Os perigos da indústria farmacêutica

Enviada em 03/12/2020

No documentário “Take your pills”, é narrado o constante uso de medicamentos para melhorar a performance profissional pelos jovens estadunidenses. Não obstante ao enredo, no Brasil, nota-se o rotineiro uso de medicamentos, não somente para alcançar objetivos profissionais, mas também para livrar-se de forma prática de desconfortos físicos e características corporais indesejáveis. Nesse viés, tem-se a alienação da população brasileira aos efeitos da química, bem como o fácil acesso às drogas, como as mais contrastantes causas dos perigos da indústria farmacêutica no Brasil, os quais são fatores de degradação da vida das pessoas.

Convém relembrar, a princípio, o cenário da “Revolta da Vacina” no Brasil, na qual populares se rebelaram contra o governo para não tomarem a vacina contra à varíola por medo aos efeitos desta. Na contemporaneidade, obstante ao passado, muitas pessoas buscam a resolução de suas enfermidades somente nos medicamentos, evidenciando assim, a perda da criticidade da sociedade brasileira. Sob tal ótica, o índice de utilização é fruto da ausência de questionamentos sobre a atuação da substância e possíveis danos que podem ser trazidos pelo seu uso corriqueiro. Outrossim, a facilidade de obtenção vinda da não obrigatoriedade de prescrição médica de muitos medicamentos: possibilita o uso em excesso e danoso ao organismo. Assim, muitos brasileiros podem usar exageradamente drogas, que se antes “inofensivas”, agora perigosas pelo alto volume de consumo. Entretanto, são necessárias atitudes que venham a controlar tal princípio causal.

Em consequência, há o constante risco à integridade física e mental das pessoas. A exemplar, no livro “Memórias póstumas de Brás Cubas”, o protagonista produz o “Emplastro Brás Cubas”, um medicamento destinado ao alívio corporal e psicológico contra os males do mundo, utopicamente produzido, não culminava os resultados prometidos.
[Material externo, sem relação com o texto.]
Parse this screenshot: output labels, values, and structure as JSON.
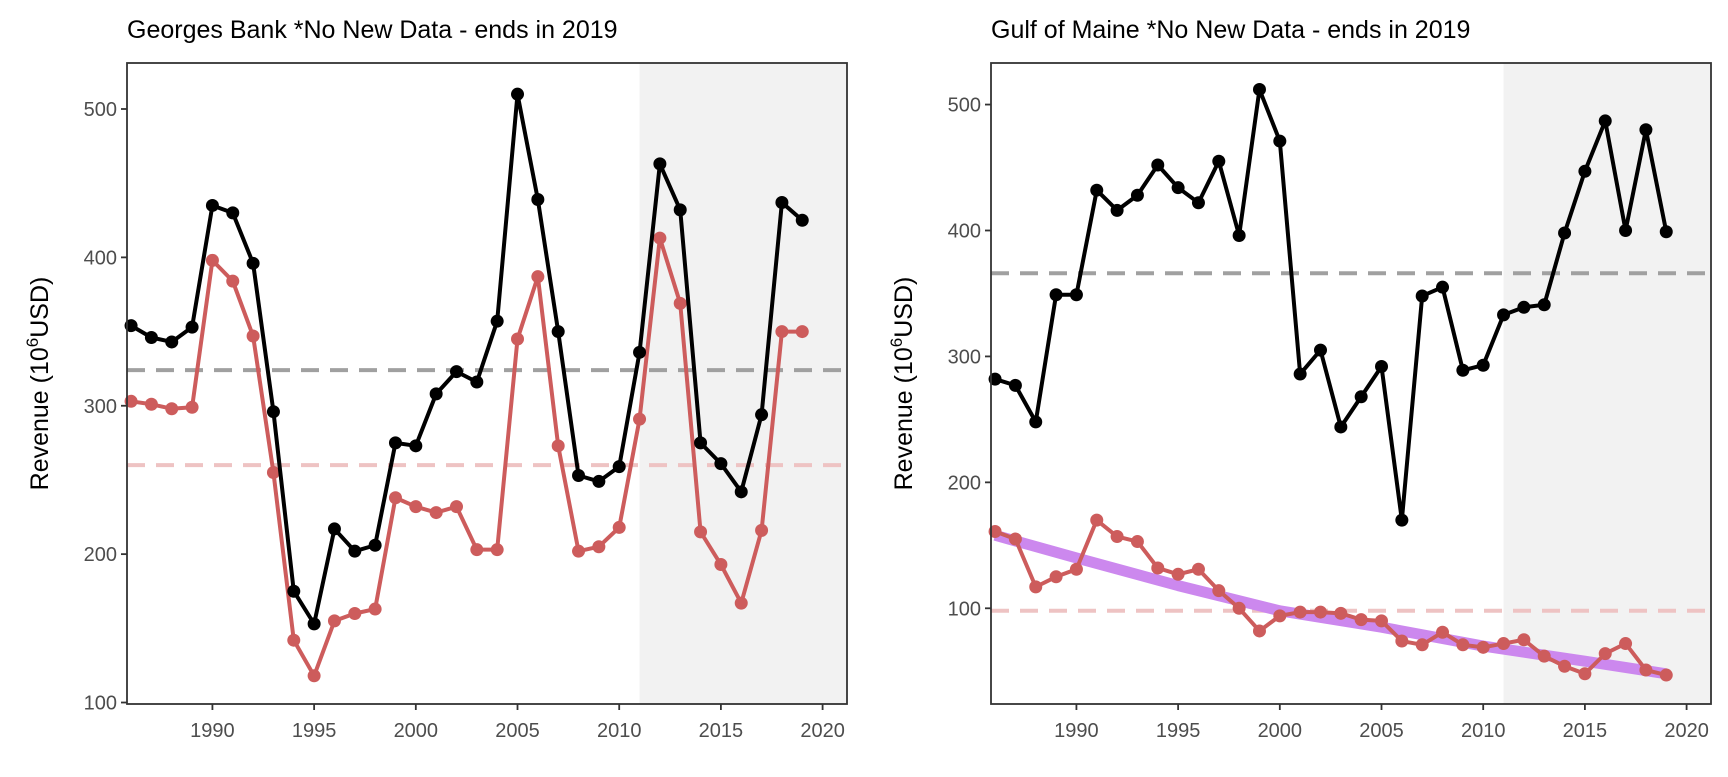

Nesse aspecto, na realidade, muitas pessoas consomem medicamentos objetivando resultados impossíveis de serem atingidos por substâncias e sem possuírem conhecimento dos efeitos reversos que estas lhe poderiam trazer. Deste modo, são comuns as reações de dependência e agressividade ao organismo, sentindo-se o ser, necessitado da continuação ou remediação do dano gerado com outro medicamento, tornando-se o hábito um ciclo vicioso. Assim, tem-se e a sociedade brasileira submissa à indústria farmacêutica e seus ideais de qualidade de vida fundamentados na artificialidade. Nessa perspectiva, é necessário que medidas sejam adotadas para apaziguar tais efeitos.

Logo, com o fito de sanar tais danos: considera-se primordialmente, a educação como fator revolucionário indubitável. Assim, faz-se necessária intervenção estatal e educacional, por meio da criação de exemplares explicativos que ajudem no entendimento das consequências do uso exagerado de medicamentos, com palestras, propagandas televisivas e até mesmo campanhas virtuais. Deste modo, com a informação estarão melhor instruídos os brasileiros, sendo possibilitada maior qualidade de vida, distante dos perigos da indústria farmacêutica.